Данный фрагмент был переклонирован в фирменный вектор pGEM-T Easy (Promega), согласно протоколу. Полученная конструкция была проверена с помощью рестриктного анализа с последующим секвенированием с праймерами M13R и M13F. (Рис.1)
Из данной конструкции был вырезан ген нейротрофического фактора GDNF по сайтам рестрикции EcoRV-BamHI (600bp) и встроен в плазмиду, содержащую промотор hsp70 Drosophila и регуляторную зону с 4 HSE, по сайтам рестрикции SmaI/BamHI. Наличие вставки в данных конструкциях было проверено с помощью рестриктного анализа по различным сайтам, в том числе по сайтам клонирования методом ПЦР с праймерами gdnf-F (5'-ggaatcggcaggctgcagctg-3') и gfp-R (5'-aataaagcttgcatggcggtaatacg-3').
Также было проведено секвенирование с помощью праймеров gdnf-F (5'-ggaatcggcaggctgcagctg-3') и gdnf-R (5'-aatgctttcttagaatatggt-3'). (Рис.2)
Схема генно-инженерной конструкции представлена на рис.3.
После выделения и очистки эта конструкция была введена в культуру клеток линии НЕК293 методом трансфекции с использованием реагента ExGene 500 (Fermentas, R0511).
Трансфекция производилась согласно протоколу.
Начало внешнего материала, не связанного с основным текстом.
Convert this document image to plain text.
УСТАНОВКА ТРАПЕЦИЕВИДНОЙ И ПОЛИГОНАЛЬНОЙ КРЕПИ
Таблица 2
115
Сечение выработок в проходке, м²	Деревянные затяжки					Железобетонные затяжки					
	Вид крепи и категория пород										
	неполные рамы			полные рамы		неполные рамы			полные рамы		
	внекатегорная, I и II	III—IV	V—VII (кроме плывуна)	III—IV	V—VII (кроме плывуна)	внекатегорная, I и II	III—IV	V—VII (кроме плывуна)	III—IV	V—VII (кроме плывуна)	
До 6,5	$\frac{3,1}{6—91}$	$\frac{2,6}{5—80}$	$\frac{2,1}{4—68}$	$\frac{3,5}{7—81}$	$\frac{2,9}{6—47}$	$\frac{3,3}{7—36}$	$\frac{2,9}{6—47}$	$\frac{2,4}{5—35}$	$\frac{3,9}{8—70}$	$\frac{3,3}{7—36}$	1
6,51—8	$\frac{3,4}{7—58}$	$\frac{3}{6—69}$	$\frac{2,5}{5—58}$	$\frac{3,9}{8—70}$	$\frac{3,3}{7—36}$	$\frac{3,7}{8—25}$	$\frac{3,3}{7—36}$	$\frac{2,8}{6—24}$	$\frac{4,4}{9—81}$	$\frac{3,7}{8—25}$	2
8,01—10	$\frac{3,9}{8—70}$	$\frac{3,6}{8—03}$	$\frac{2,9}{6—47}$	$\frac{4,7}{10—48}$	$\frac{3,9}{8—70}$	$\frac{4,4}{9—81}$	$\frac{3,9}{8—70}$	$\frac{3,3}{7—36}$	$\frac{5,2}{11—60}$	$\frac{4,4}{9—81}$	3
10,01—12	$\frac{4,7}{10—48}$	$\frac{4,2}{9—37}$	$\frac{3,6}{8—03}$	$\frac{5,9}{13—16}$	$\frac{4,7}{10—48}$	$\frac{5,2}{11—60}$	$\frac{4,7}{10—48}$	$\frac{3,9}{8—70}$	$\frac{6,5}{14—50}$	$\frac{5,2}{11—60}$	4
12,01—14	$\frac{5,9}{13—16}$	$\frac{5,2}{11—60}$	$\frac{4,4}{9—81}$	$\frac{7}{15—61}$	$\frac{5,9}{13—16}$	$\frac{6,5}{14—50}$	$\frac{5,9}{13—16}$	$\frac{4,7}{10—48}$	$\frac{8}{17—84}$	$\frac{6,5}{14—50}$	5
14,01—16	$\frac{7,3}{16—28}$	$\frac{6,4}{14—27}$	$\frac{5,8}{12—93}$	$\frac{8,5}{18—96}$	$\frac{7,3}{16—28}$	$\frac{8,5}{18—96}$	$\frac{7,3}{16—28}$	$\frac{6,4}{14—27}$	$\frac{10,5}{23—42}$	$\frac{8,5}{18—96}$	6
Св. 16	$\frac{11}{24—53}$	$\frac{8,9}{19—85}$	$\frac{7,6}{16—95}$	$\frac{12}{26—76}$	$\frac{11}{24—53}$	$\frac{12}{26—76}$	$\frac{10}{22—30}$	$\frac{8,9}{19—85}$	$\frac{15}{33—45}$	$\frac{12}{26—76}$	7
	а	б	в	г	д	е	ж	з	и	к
Культура клеток линии НЕК-293 инкубировалась при 37°С в CO2 инкубаторе. После селекции на гентамицине в течение 10 дней трансфекцированные клетки были рассеяны на 25 см2 культуральные флаконы. Далее необходимо было отобрать под флуоресцентным микроскопом колонии клеток, которые экспрессировали GDNF, маркированные зеленым флуоресцентным белком GFP. Наблюдалось активное свечение клеток. Тем не менее, мы проверили наличие нашей конструкции в клетках. Для этого была выделена РНК из данной культуры клеток для последующего анализа с помощью RT-PCR и Вестерн-блот.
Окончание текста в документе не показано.